Question

A copper wire of length 3 m is stretched by 3 mm by applying an external force. The volume of the wire is \( 600 \times 10^{-6} \text{ m}^3 \). The elastic potential energy stored in the wire in stretched condition would be _____J. (Given Young's modulus of copper = \( 1.1 \times 10^{11} \text{ N/m}^2 \))}

Answer 1

Correct Answer: 33

Step 1: Understanding the Concept:
Elastic potential energy is the energy stored in a body when it is deformed within its elastic limit.
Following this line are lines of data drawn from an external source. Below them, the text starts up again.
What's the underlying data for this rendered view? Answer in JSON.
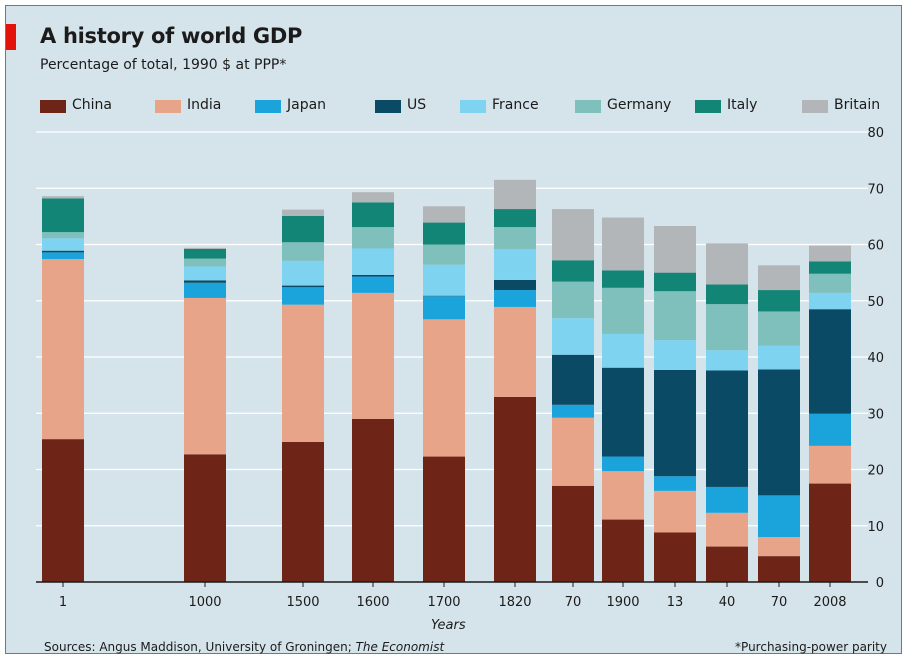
{
  "chart_data": {
    "type": "bar",
    "stacked": true,
    "title": "A history of world GDP",
    "subtitle": "Percentage of total, 1990 $  at PPP*",
    "xlabel": "Years",
    "ylabel": "",
    "ylim": [
      0,
      80
    ],
    "yticks": [
      0,
      10,
      20,
      30,
      40,
      50,
      60,
      70,
      80
    ],
    "grid": true,
    "legend": "top",
    "categories": [
      "1",
      "1000",
      "1500",
      "1600",
      "1700",
      "1820",
      "70",
      "1900",
      "13",
      "40",
      "70",
      "2008"
    ],
    "category_years": [
      1,
      1000,
      1500,
      1600,
      1700,
      1820,
      1870,
      1900,
      1913,
      1940,
      1970,
      2008
    ],
    "series": [
      {
        "name": "China",
        "color": "#6e2417",
        "values": [
          25.4,
          22.7,
          24.9,
          29.0,
          22.3,
          32.9,
          17.1,
          11.1,
          8.8,
          6.3,
          4.6,
          17.5
        ]
      },
      {
        "name": "India",
        "color": "#e8a488",
        "values": [
          32.0,
          27.8,
          24.4,
          22.4,
          24.4,
          16.0,
          12.1,
          8.6,
          7.4,
          6.0,
          3.4,
          6.7
        ]
      },
      {
        "name": "Japan",
        "color": "#1ba4dc",
        "values": [
          1.2,
          2.7,
          3.1,
          2.9,
          4.1,
          3.0,
          2.3,
          2.6,
          2.6,
          4.6,
          7.4,
          5.7
        ]
      },
      {
        "name": "US",
        "color": "#0b4a64",
        "values": [
          0.3,
          0.4,
          0.3,
          0.3,
          0.1,
          1.8,
          8.9,
          15.8,
          18.9,
          20.7,
          22.4,
          18.6
        ]
      },
      {
        "name": "France",
        "color": "#7ed3f1",
        "values": [
          2.2,
          2.5,
          4.4,
          4.7,
          5.5,
          5.5,
          6.5,
          6.0,
          5.3,
          3.6,
          4.2,
          2.9
        ]
      },
      {
        "name": "Germany",
        "color": "#7fbfbc",
        "values": [
          1.1,
          1.4,
          3.3,
          3.8,
          3.6,
          3.9,
          6.5,
          8.2,
          8.7,
          8.2,
          6.1,
          3.4
        ]
      },
      {
        "name": "Italy",
        "color": "#138576",
        "values": [
          6.0,
          1.7,
          4.7,
          4.4,
          3.9,
          3.2,
          3.8,
          3.1,
          3.3,
          3.5,
          3.8,
          2.2
        ]
      },
      {
        "name": "Britain",
        "color": "#b3b6b9",
        "values": [
          0.4,
          0.2,
          1.1,
          1.8,
          2.9,
          5.2,
          9.1,
          9.4,
          8.3,
          7.3,
          4.4,
          2.8
        ]
      }
    ]
  },
  "sources": {
    "prefix": "Sources: Angus Maddison, University of Groningen; ",
    "italic": "The Economist"
  },
  "footnote": "*Purchasing-power parity"
}
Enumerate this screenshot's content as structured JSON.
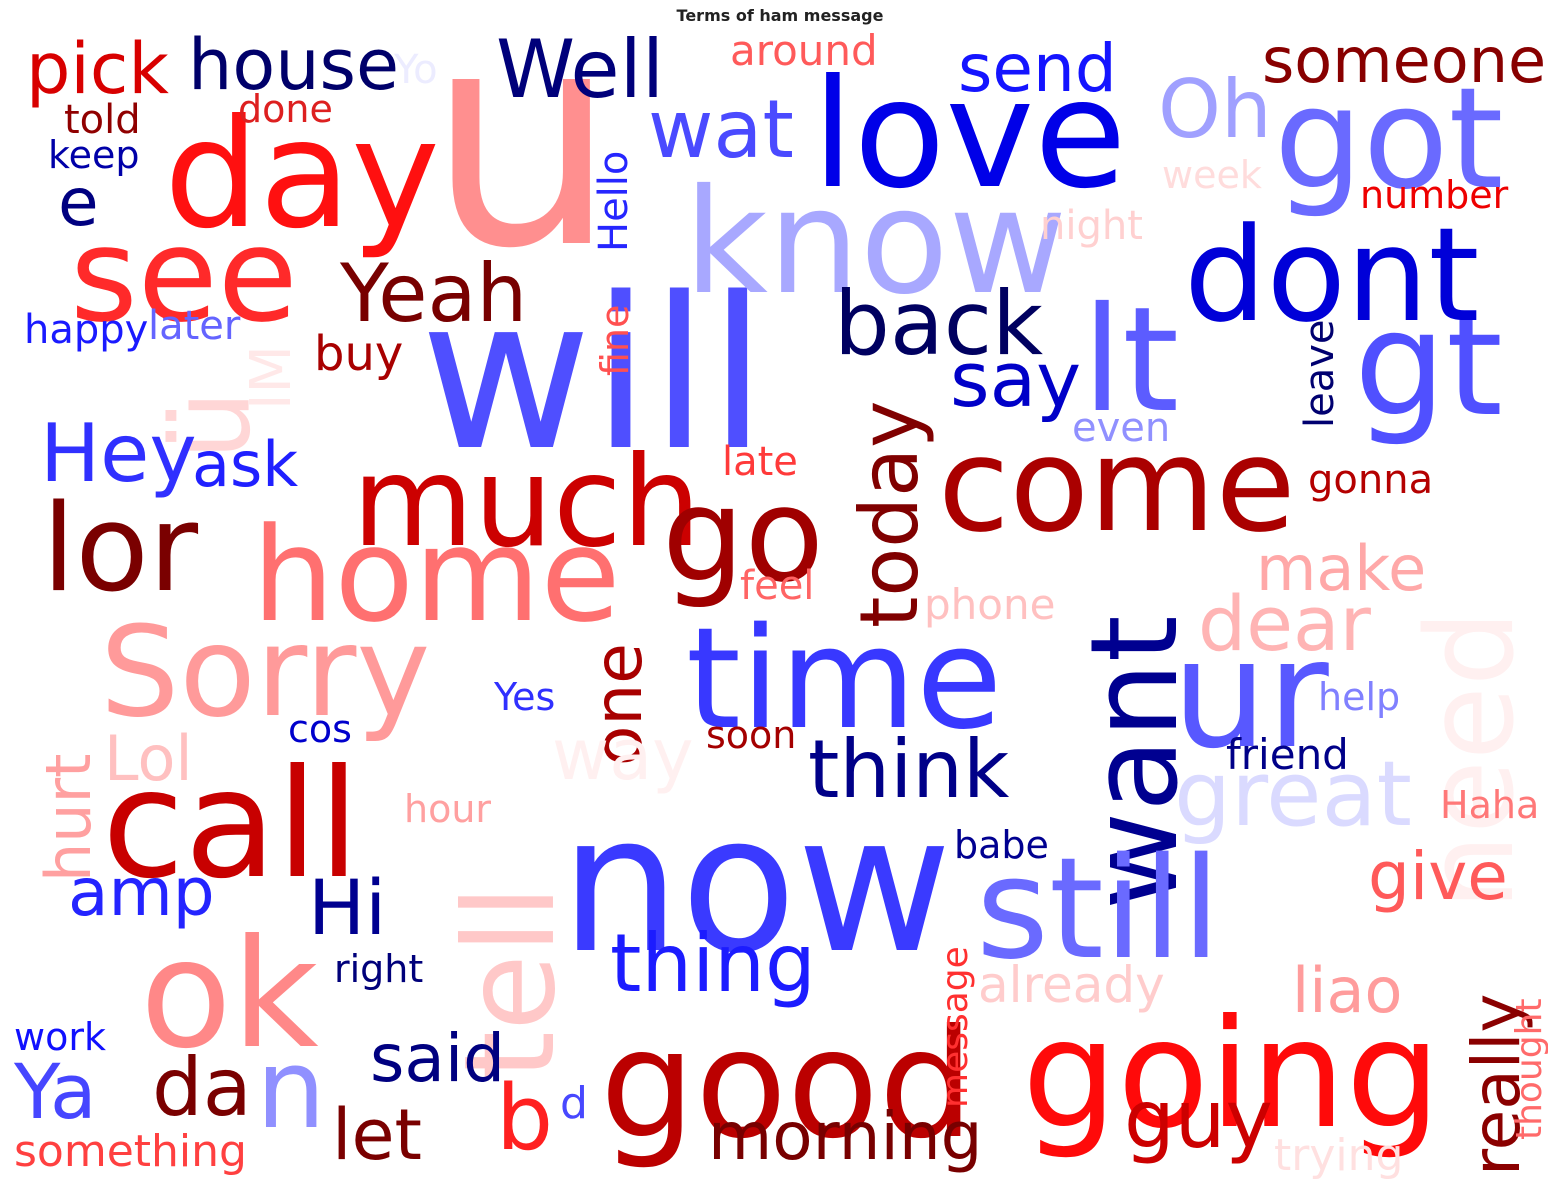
{
  "title": "Terms of ham message",
  "words": [
    {
      "text": "u",
      "color": "#ff8f8f"
    },
    {
      "text": "will",
      "color": "#4f4fff"
    },
    {
      "text": "now",
      "color": "#3a3aff"
    },
    {
      "text": "day",
      "color": "#ff1010"
    },
    {
      "text": "love",
      "color": "#0000e8"
    },
    {
      "text": "know",
      "color": "#a8a8ff"
    },
    {
      "text": "got",
      "color": "#6a6aff"
    },
    {
      "text": "see",
      "color": "#ff2a2a"
    },
    {
      "text": "lt",
      "color": "#5c5cff"
    },
    {
      "text": "gt",
      "color": "#5050ff"
    },
    {
      "text": "dont",
      "color": "#0000d8"
    },
    {
      "text": "come",
      "color": "#aa0000"
    },
    {
      "text": "good",
      "color": "#bb0000"
    },
    {
      "text": "going",
      "color": "#ff0a0a"
    },
    {
      "text": "time",
      "color": "#3838ff"
    },
    {
      "text": "ur",
      "color": "#5858ff"
    },
    {
      "text": "want",
      "color": "#000090"
    },
    {
      "text": "ok",
      "color": "#ff8888"
    },
    {
      "text": "call",
      "color": "#c80000"
    },
    {
      "text": "home",
      "color": "#ff7070"
    },
    {
      "text": "Sorry",
      "color": "#ff9a9a"
    },
    {
      "text": "much",
      "color": "#cc0000"
    },
    {
      "text": "go",
      "color": "#a00000"
    },
    {
      "text": "still",
      "color": "#6a6aff"
    },
    {
      "text": "tell",
      "color": "#ffc8c8"
    },
    {
      "text": "lor",
      "color": "#7a0000"
    },
    {
      "text": "need",
      "color": "#fff0f0"
    },
    {
      "text": "ü",
      "color": "#ffd6d6"
    },
    {
      "text": "Well",
      "color": "#00007a"
    },
    {
      "text": "pick",
      "color": "#d80000"
    },
    {
      "text": "house",
      "color": "#00006a"
    },
    {
      "text": "Yo",
      "color": "#ececff"
    },
    {
      "text": "around",
      "color": "#ff5a5a"
    },
    {
      "text": "send",
      "color": "#1414ff"
    },
    {
      "text": "Oh",
      "color": "#a0a0ff"
    },
    {
      "text": "someone",
      "color": "#880000"
    },
    {
      "text": "told",
      "color": "#900000"
    },
    {
      "text": "done",
      "color": "#dd2020"
    },
    {
      "text": "keep",
      "color": "#0000a8"
    },
    {
      "text": "e",
      "color": "#000080"
    },
    {
      "text": "wat",
      "color": "#4a4aff"
    },
    {
      "text": "Hello",
      "color": "#2626ff"
    },
    {
      "text": "week",
      "color": "#ffdcdc"
    },
    {
      "text": "number",
      "color": "#ee0000"
    },
    {
      "text": "night",
      "color": "#ffd0d0"
    },
    {
      "text": "Yeah",
      "color": "#780000"
    },
    {
      "text": "back",
      "color": "#000060"
    },
    {
      "text": "say",
      "color": "#0000c8"
    },
    {
      "text": "happy",
      "color": "#1a1aff"
    },
    {
      "text": "later",
      "color": "#6464ff"
    },
    {
      "text": "IM",
      "color": "#ffe8e8"
    },
    {
      "text": "buy",
      "color": "#a80000"
    },
    {
      "text": "fine",
      "color": "#ff5050"
    },
    {
      "text": "today",
      "color": "#800000"
    },
    {
      "text": "leave",
      "color": "#000070"
    },
    {
      "text": "even",
      "color": "#9090ff"
    },
    {
      "text": "Hey",
      "color": "#3030ff"
    },
    {
      "text": "ask",
      "color": "#2020ff"
    },
    {
      "text": "late",
      "color": "#ff3a3a"
    },
    {
      "text": "gonna",
      "color": "#b40000"
    },
    {
      "text": "make",
      "color": "#ffa8a8"
    },
    {
      "text": "feel",
      "color": "#ff6464"
    },
    {
      "text": "phone",
      "color": "#ffc0c0"
    },
    {
      "text": "dear",
      "color": "#ffb4b4"
    },
    {
      "text": "one",
      "color": "#a80000"
    },
    {
      "text": "Lol",
      "color": "#ffc0c0"
    },
    {
      "text": "hurt",
      "color": "#ffa0a0"
    },
    {
      "text": "Yes",
      "color": "#3030ff"
    },
    {
      "text": "cos",
      "color": "#0000cc"
    },
    {
      "text": "way",
      "color": "#fff0f0"
    },
    {
      "text": "soon",
      "color": "#a40000"
    },
    {
      "text": "think",
      "color": "#000088"
    },
    {
      "text": "help",
      "color": "#8080ff"
    },
    {
      "text": "friend",
      "color": "#000088"
    },
    {
      "text": "great",
      "color": "#dadaff"
    },
    {
      "text": "Haha",
      "color": "#ff7878"
    },
    {
      "text": "hour",
      "color": "#ffa0a0"
    },
    {
      "text": "babe",
      "color": "#000090"
    },
    {
      "text": "amp",
      "color": "#2424ff"
    },
    {
      "text": "Hi",
      "color": "#000090"
    },
    {
      "text": "give",
      "color": "#ff5a5a"
    },
    {
      "text": "thing",
      "color": "#1c1cff"
    },
    {
      "text": "right",
      "color": "#00007a"
    },
    {
      "text": "message",
      "color": "#ff3030"
    },
    {
      "text": "already",
      "color": "#ffcccc"
    },
    {
      "text": "liao",
      "color": "#ff9c9c"
    },
    {
      "text": "really",
      "color": "#8a0000"
    },
    {
      "text": "thought",
      "color": "#ff6a6a"
    },
    {
      "text": "work",
      "color": "#1010ff"
    },
    {
      "text": "said",
      "color": "#000080"
    },
    {
      "text": "Ya",
      "color": "#4646ff"
    },
    {
      "text": "da",
      "color": "#7a0000"
    },
    {
      "text": "n",
      "color": "#9090ff"
    },
    {
      "text": "let",
      "color": "#7a0000"
    },
    {
      "text": "b",
      "color": "#ff2020"
    },
    {
      "text": "d",
      "color": "#4848ff"
    },
    {
      "text": "morning",
      "color": "#780000"
    },
    {
      "text": "guy",
      "color": "#cc0000"
    },
    {
      "text": "trying",
      "color": "#ffe0e0"
    },
    {
      "text": "something",
      "color": "#ff4040"
    }
  ]
}
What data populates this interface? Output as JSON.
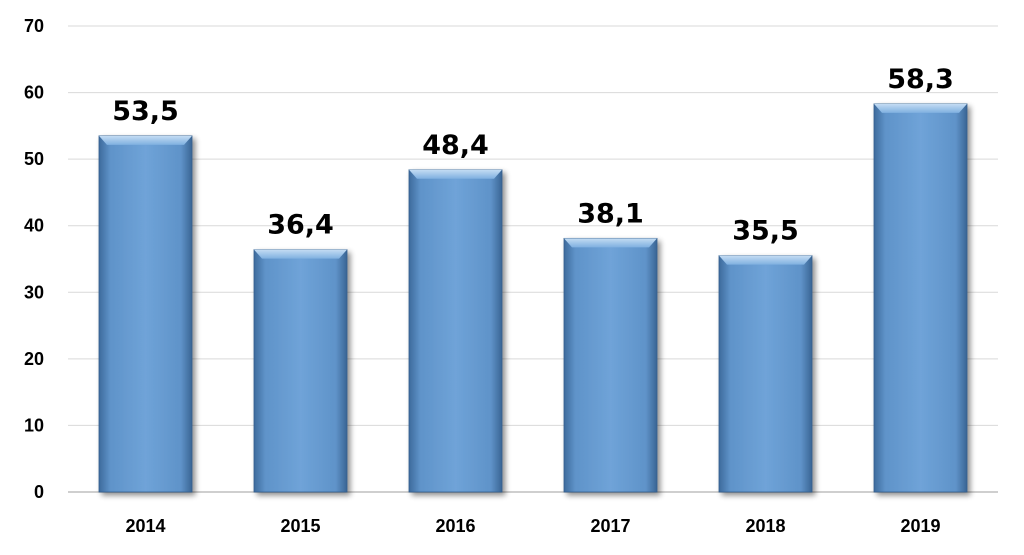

For a stretched wire, this energy is calculated using Young's modulus, strain, and volume.
: Key Formula or Approach:
Energy density (\( u \)) = \( \frac{1}{2} \cdot Y \cdot (\text{strain})^2 \).
Total Potential Energy (\( U \)) = \( u \cdot \text{Volume} \).
Strain = \( \frac{\Delta L}{L} \).
Step 2: Detailed Explanation:
Given:
\( L = 3 \text{ m} \).
\( \Delta L = 3 \text{ mm} = 3 \times 10^{-3} \text{ m} \).
\( V = 600 \times 10^{-6} \text{ m}^3 \).
\( Y = 1.1 \times 10^{11} \text{ N/m}^2 \).
Calculate Strain:
\[ \text{Strain} = \frac{\Delta L}{L} = \frac{3 \times 10^{-3}}{3} = 10^{-3} \].
Calculate Potential Energy:
\[ U = \frac{1}{2} \cdot Y \cdot (\text{Strain})^2 \cdot V \]
\[ U = \frac{1}{2} \times 1.1 \times 10^{11} \times (10^{-3})^2 \times 600 \times 10^{-6} \]
\[ U = \frac{1}{2} \times 1.1 \times 10^{11} \times 10^{-6} \times 600 \times 10^{-6} \]
\[ U = 0.5 \times 1.1 \times 600 \times 10^{-1} \]
\[ U = 0.5 \times 1.1 \times 60 = 33 \text{ J} \].
Step 3: Final Answer:
The elastic potential energy stored in the wire is 33 J.